Suppose this plays out in the next 50 years. We can imagine the first baby born off-Earth, a transition as profound as our leaving Africa 60,000 years ago. How will living off-Earth change us?

Several astronauts have spent more than a year in zero gravity, and they experienced muscle loss, brittle bones and difficulties with vision. A space station could be spun up to ameliorate these problems, and for colonists on the Moon and Mars, gravity would be reduced, not absent. Their capillaries and cardiovascular systems would adjust, and muscle mass would be shed.

Few of us would relish living in the isolation and close confines of a bubble habitat far from home. The lack of a varied natural environment is likely to lead to weaker immune systems. However, the colonists will innovate in the activities of exercise and sex. Their space suits will be made from materials that are supple, supportive and skin-tight, and we might envy their ability to effortlessly leap and cavort across the surfaces of their new worlds.

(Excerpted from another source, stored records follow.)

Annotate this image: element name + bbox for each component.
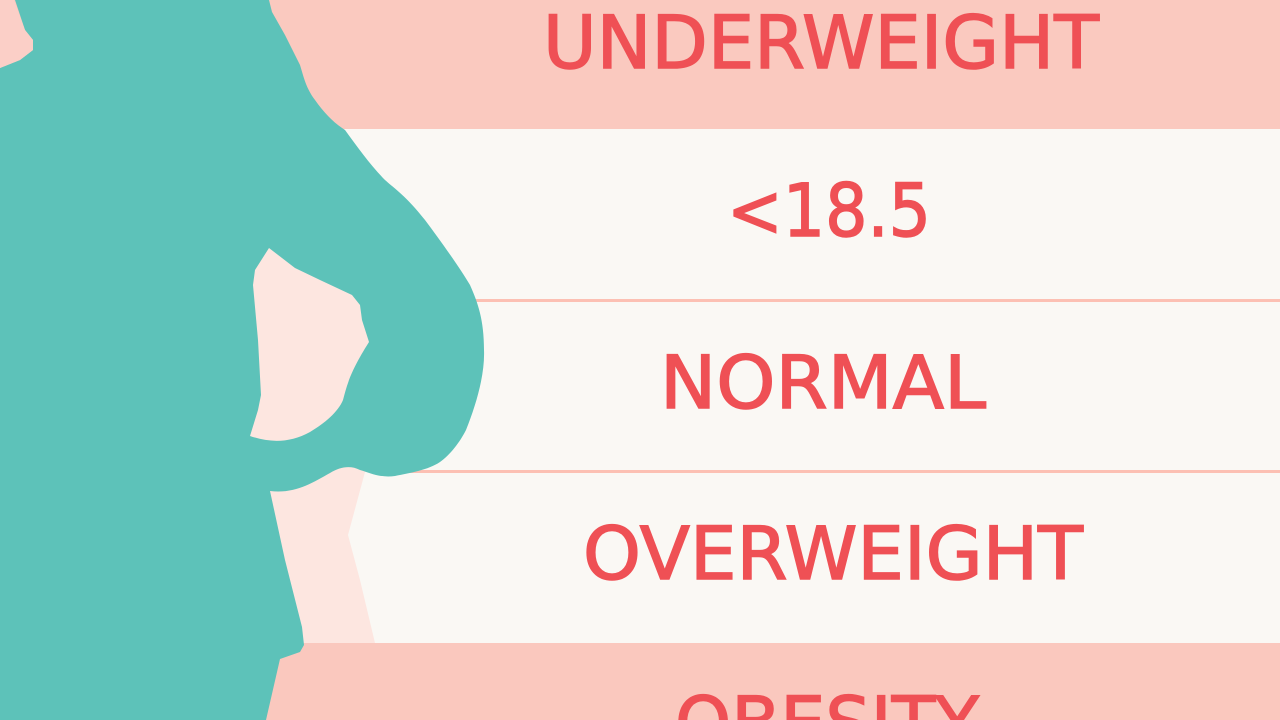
- label: normal: NORMAL: [660, 341, 986, 426]
- label: overweight: OVERWEIGHT: [583, 512, 1083, 597]
- icon: body silhouette: [0, 0, 484, 720]
- label: underweight: UNDERWEIGHT: [543, 1, 1099, 86]
- band: value and normal rows: [0, 129, 1280, 643]
- label: underweight value: <18.5: [727, 169, 931, 254]
- band: obesity: [0, 643, 1280, 720]
- shape: top left corner background: [0, 0, 33, 68]
- band: underweight: [0, 0, 1280, 129]
- background shape: light area behind figure: [250, 240, 375, 643]
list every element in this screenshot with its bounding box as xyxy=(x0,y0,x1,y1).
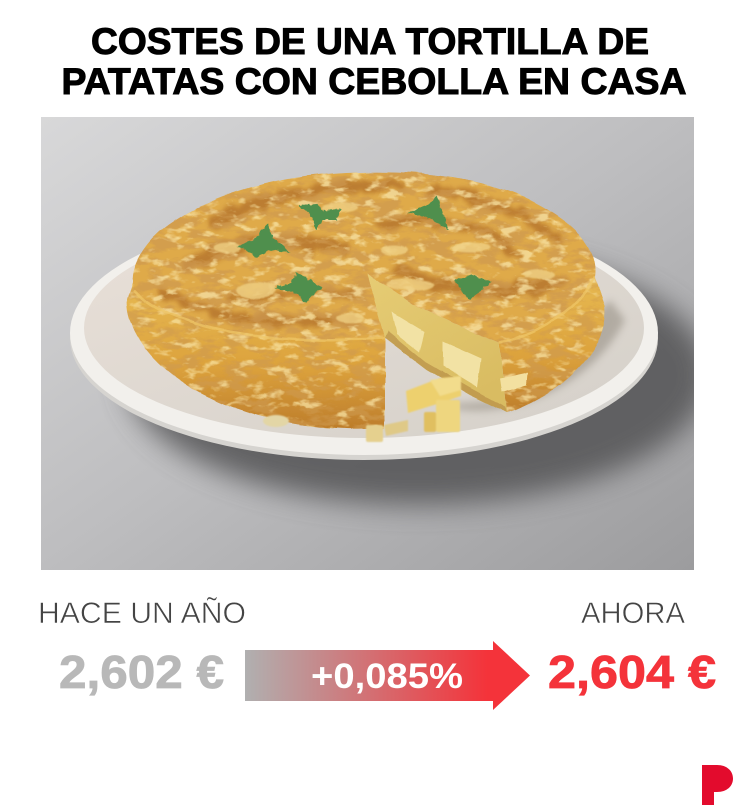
arrow: price increase: +0,085% xyxy=(311,657,463,696)
outer side wall xyxy=(127,273,385,429)
plate shadow xyxy=(126,245,710,505)
title: PATATAS CON CEBOLLA EN CASA xyxy=(62,61,686,102)
label: ahora: AHORA xyxy=(581,597,685,630)
title xyxy=(62,21,686,102)
tortilla shadow on plate xyxy=(440,300,625,411)
tortilla slice xyxy=(120,165,610,435)
plate xyxy=(70,254,658,460)
arrow: price increase xyxy=(245,641,530,710)
value: current price: 2,604 € xyxy=(548,646,716,698)
icon: potato cubes xyxy=(263,376,461,442)
photo: tortilla de patatas on a plate xyxy=(41,117,710,570)
value: previous price: 2,602 € xyxy=(59,646,224,698)
cut face xyxy=(367,273,507,413)
icon: parsley leaves xyxy=(237,196,491,303)
rim line xyxy=(133,278,595,343)
icon: publisher logo xyxy=(702,765,733,805)
label: hace un año: HACE UN AÑO xyxy=(38,596,246,630)
top surface xyxy=(132,172,596,343)
title: COSTES DE UNA TORTILLA DE xyxy=(91,21,649,62)
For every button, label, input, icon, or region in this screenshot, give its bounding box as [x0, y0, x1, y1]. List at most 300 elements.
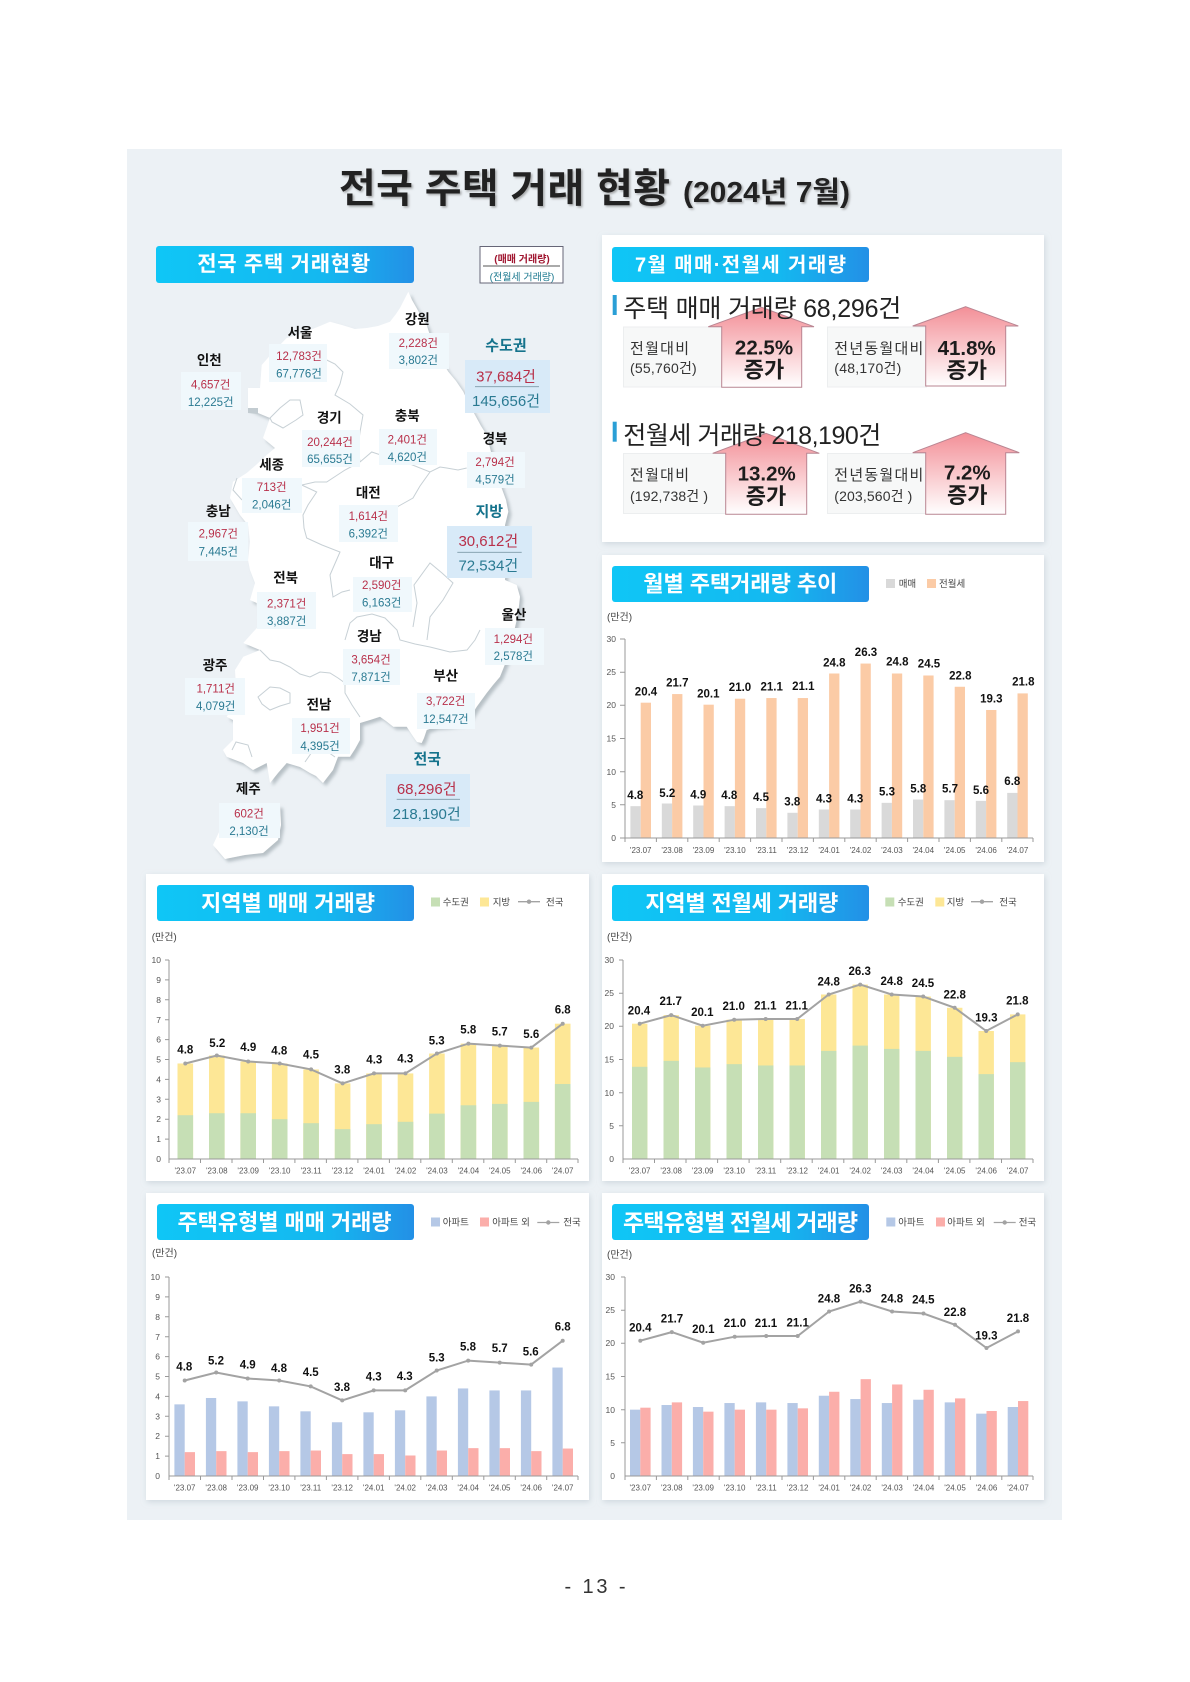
region: 인천: 4,657건: [191, 378, 230, 392]
region: 울산: 1,294건: [494, 633, 533, 646]
bar chart: monthly sale and rent: 5.8: [910, 783, 927, 795]
chart heading: [157, 885, 414, 921]
chart legend: 아파트: [898, 1218, 925, 1228]
chart legend: 아파트 외: [492, 1216, 530, 1228]
panel heading: [612, 247, 869, 282]
clustered bar chart with line: rent by type: 25: [606, 1305, 615, 1315]
clustered bar chart with line: rent by type: '24.04: [913, 1484, 935, 1492]
region: 경남: 경남: [357, 629, 382, 644]
stacked bar chart with line: regional sale: 5.3: [429, 1035, 445, 1047]
clustered bar chart with line: rent by type: '24.03: [881, 1484, 903, 1492]
chart heading: 주택유형별 매매 거래량: [178, 1210, 392, 1235]
clustered bar chart with line: rent by type: 24.8: [881, 1293, 904, 1305]
bar chart: monthly sale and rent: 25: [607, 667, 616, 677]
region: 대구: [353, 556, 412, 612]
clustered bar chart with line: rent by type: '24.02: [850, 1484, 872, 1492]
stacked bar chart with line: regional sale: '24.04: [458, 1166, 480, 1176]
title: [339, 167, 850, 211]
clustered bar chart with line: rent by type: 20.1: [692, 1324, 715, 1336]
stacked bar chart with line: regional sale: 1: [156, 1134, 161, 1144]
unit label: (만건): [607, 932, 632, 944]
region: 인천: 12,225건: [188, 396, 234, 409]
heading: rent volume: 전월세 거래량 218,190건: [623, 422, 881, 450]
region: 경북: 4,579건: [475, 474, 515, 486]
clustered bar chart with line: sale by type: 4: [155, 1392, 160, 1402]
clustered bar chart with line: sale by type: 8: [155, 1312, 160, 1322]
region: 대구: 2,590건: [362, 579, 401, 592]
map legend: (매매 거래량): [494, 252, 550, 266]
region: 경북: 경북: [483, 431, 507, 446]
heading: sale volume: 주택 매매 거래량 68,296건: [623, 295, 901, 323]
bar chart: monthly sale and rent: '24.05: [944, 846, 966, 855]
bar chart: monthly sale and rent: '23.10: [724, 846, 746, 855]
chart legend: 수도권: [898, 896, 924, 908]
region: 울산: 2,578건: [494, 650, 533, 663]
clustered bar chart with line: sale by type: 5.7: [492, 1343, 508, 1355]
clustered bar chart with line: sale by type: 2: [155, 1431, 160, 1441]
clustered bar chart with line: sale by type: '24.02: [394, 1484, 417, 1492]
clustered bar chart with line: sale by type: 0: [155, 1471, 160, 1481]
panel: regional sale volume: [146, 874, 589, 1181]
bar chart: monthly sale and rent: '24.02: [850, 846, 872, 855]
clustered bar chart with line: sale by type: 5.3: [429, 1353, 445, 1365]
rent comparison: previous month: 13.2%: [738, 462, 796, 486]
stacked bar chart with line: regional rent: 19.3: [975, 1013, 997, 1025]
bar chart: monthly sale and rent: '23.08: [661, 846, 683, 855]
rent comparison: previous year: 7.2%: [944, 462, 991, 484]
stacked bar chart with line: regional sale: '24.03: [426, 1166, 448, 1176]
clustered bar chart with line: sale by type: 6: [155, 1352, 160, 1362]
bar chart: monthly sale and rent: 24.5: [918, 659, 941, 671]
clustered bar chart with line: sale by type: 9: [155, 1292, 160, 1302]
bar chart: monthly sale and rent: 24.8: [823, 657, 846, 669]
clustered bar chart with line: rent by type: '23.12: [787, 1484, 809, 1492]
stacked bar chart with line: regional rent: '24.07: [1007, 1166, 1029, 1176]
stacked bar chart with line: regional rent: 20: [605, 1021, 614, 1031]
stacked bar chart with line: regional sale: 2: [156, 1114, 161, 1124]
region: 경북: [467, 431, 525, 488]
stacked bar chart with line: regional rent: '24.04: [912, 1166, 935, 1176]
region: 서울: [269, 326, 327, 382]
unit label: (만건): [152, 1248, 177, 1260]
clustered bar chart with line: sale by type: 4.3: [397, 1371, 413, 1383]
stacked bar chart with line: regional rent: 20.1: [691, 1007, 714, 1019]
stacked bar chart with line: regional rent: '23.11: [755, 1166, 777, 1176]
region: 부산: 12,547건: [423, 713, 469, 726]
stacked bar chart with line: regional sale: '23.12: [332, 1166, 354, 1176]
region: 강원: [389, 312, 449, 369]
clustered bar chart with line: sale by type: 3: [155, 1412, 160, 1422]
panel: rent volume by housing type: [602, 1193, 1044, 1500]
stacked bar chart with line: regional sale: 7: [156, 1015, 161, 1025]
region: 충북: 4,620건: [388, 451, 427, 464]
chart legend: 매매: [899, 579, 916, 590]
stacked bar chart with line: regional sale: [152, 955, 578, 1176]
stacked bar chart with line: regional sale: 3.8: [334, 1065, 351, 1077]
region: 충남: 7,445건: [199, 546, 238, 558]
clustered bar chart with line: sale by type: 4.8: [271, 1363, 288, 1375]
stacked bar chart with line: regional sale: '24.06: [521, 1166, 543, 1176]
sale comparison: previous year: (48,170건): [834, 360, 901, 376]
chart legend: 전국: [1019, 1218, 1036, 1228]
clustered bar chart with line: sale by type: '23.10: [268, 1484, 291, 1492]
bar chart: monthly sale and rent: 5.3: [879, 787, 895, 799]
bar chart: monthly sale and rent: 26.3: [855, 647, 877, 659]
map legend: (전월세 거래량): [490, 272, 554, 284]
map heading: [156, 246, 414, 283]
title: 전국 주택 거래 현황: [339, 167, 670, 211]
panel: monthly volume trend: [602, 555, 1044, 862]
region: 전북: [257, 571, 316, 629]
region: 경남: [343, 629, 400, 685]
region: 전북: 전북: [273, 571, 298, 586]
clustered bar chart with line: rent by type: '24.05: [944, 1484, 966, 1492]
bar chart: monthly sale and rent: 21.1: [761, 681, 783, 693]
stacked bar chart with line: regional sale: 5.2: [209, 1038, 225, 1050]
region: 충남: 충남: [206, 504, 231, 519]
region: 충북: [379, 408, 437, 465]
bar chart: monthly sale and rent: 5: [611, 800, 616, 810]
chart legend: 아파트 외: [947, 1216, 985, 1228]
bar chart: monthly sale and rent: 5.6: [973, 785, 989, 797]
page number: - 13 -: [564, 1576, 626, 1598]
clustered bar chart with line: sale by type: 4.3: [366, 1372, 382, 1384]
stacked bar chart with line: regional sale: 0: [156, 1154, 161, 1164]
clustered bar chart with line: sale by type: 10: [151, 1272, 160, 1282]
region: 전남: 전남: [307, 697, 332, 712]
stacked bar chart with line: regional rent: '23.07: [629, 1166, 651, 1176]
chart heading: [612, 885, 869, 921]
clustered bar chart with line: rent by type: 0: [610, 1471, 615, 1481]
clustered bar chart with line: sale by type: '23.08: [205, 1484, 228, 1492]
region: 충남: [188, 504, 248, 561]
clustered bar chart with line: sale by type: '24.07: [552, 1484, 574, 1492]
clustered bar chart with line: rent by type: 24.5: [912, 1294, 935, 1306]
bar chart: monthly sale and rent: 5.2: [659, 788, 675, 800]
region: 경기: 20,244건: [307, 436, 353, 449]
rent comparison: previous year: 전년동월대비: [834, 467, 923, 484]
map legend: [480, 246, 563, 284]
sale comparison: previous year: 41.8%: [938, 337, 996, 360]
bar chart: monthly sale and rent: 21.8: [1012, 677, 1035, 689]
chart heading: [157, 1204, 414, 1240]
bar chart: monthly sale and rent: 15: [607, 734, 616, 744]
region: 세종: 세종: [259, 457, 284, 472]
unit label: (만건): [607, 612, 632, 624]
region: 서울: 서울: [288, 326, 312, 341]
stacked bar chart with line: regional sale: '23.07: [175, 1166, 197, 1176]
stacked bar chart with line: regional rent: '24.01: [818, 1166, 840, 1176]
bar chart: monthly sale and rent: 19.3: [980, 693, 1002, 705]
clustered bar chart with line: rent by type: [606, 1272, 1033, 1492]
clustered bar chart with line: rent by type: 21.8: [1007, 1313, 1030, 1325]
stacked bar chart with line: regional sale: '23.09: [237, 1166, 260, 1176]
clustered bar chart with line: sale by type: 5.8: [460, 1342, 477, 1354]
rent comparison: previous month: (192,738건 ): [630, 488, 708, 504]
region: 대전: 6,392건: [349, 528, 388, 540]
stacked bar chart with line: regional sale: 6.8: [555, 1004, 571, 1016]
region: 서울: 67,776건: [276, 368, 322, 380]
clustered bar chart with line: sale by type: 4.9: [240, 1359, 256, 1371]
region: 경기: [302, 410, 360, 467]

"In the radically different and controlled environment of space, speciation may happen much quicker than on Earth."

If early colonies are restocked with new recruits from Earth, physiological changes will be modest. But subsequent waves of colonists may sever the umbilical; they might be dissidents or motivated by utopian ideals. As they live and die off-Earth, their psychological landscape will be sculpted by their new environment. Biologically, they will evolve into a new offshoot from the human tree.

How long will this take, and what will they be like when they are no longer "us"?

The minimum size of a viable colony, one that avoids excessive genetic abnormality and inbreeding, is about 160. The colonists will be subject to two phenomena well known among small, isolated populations on Earth: the founder effect and genetic drift. A shrunken gene pool has the counter intuitive result of accelerating evolution. Evolution will also get a boost from the higher rate of mutations, since cosmic rays are not being stopped by a thick atmosphere. Smaller genetic variation comes with the downside of being less able to respond to new selective pressure. The colonists would be vulnerable to new pathogens that could wipe them out.

It's a good bet that they will take control of their own destiny. Technologies for engineering and "editing" DNA are maturing rapidly, so the colonists will optimize their genetic makeup, bypassing Darwin's mechanism of natural selection. Advanced medical technology and an optimized diet will ensure that almost everyone survives to old age, not just the fittest.

"Colonists will optimize their genetic makeup, bypassing Darwin's mechanism of natural selection."

Off-Earth colonists might not be citizens of any country, so they could set their own legal and ethical regulations. It's likely they would aggressively adopt technologies for radical life enhancement or for replacing body parts with mechanical equivalents. The merger of man and machine is dystopian to many, but the adoption of cyborg technologies will give the colonists the power to transcend their physical limitations. This in turn would expand the range of "habitable" off-Earth environments for colonization. A final frontier of this scenario could be the technology to upload a mind from a brain into a computer and remove all dependence on a physical body.

Certain populations in Australia and Papua New Guinea were isolated from Europeans for 30,000 years, but they had not evolved into new species. In the radically different and controlled environment of space, speciation may happen much quicker than on Earth.

Suppose some of the colonists return to visit Earth thousands of years and hundreds of generations from now. Their language is unintelligible, and their culture is unrecognizable. They are tall and spindly, with pallid skin, small teeth and no body hair. It will be unsettling for them and for us, like looking into an eerily distorted mirror.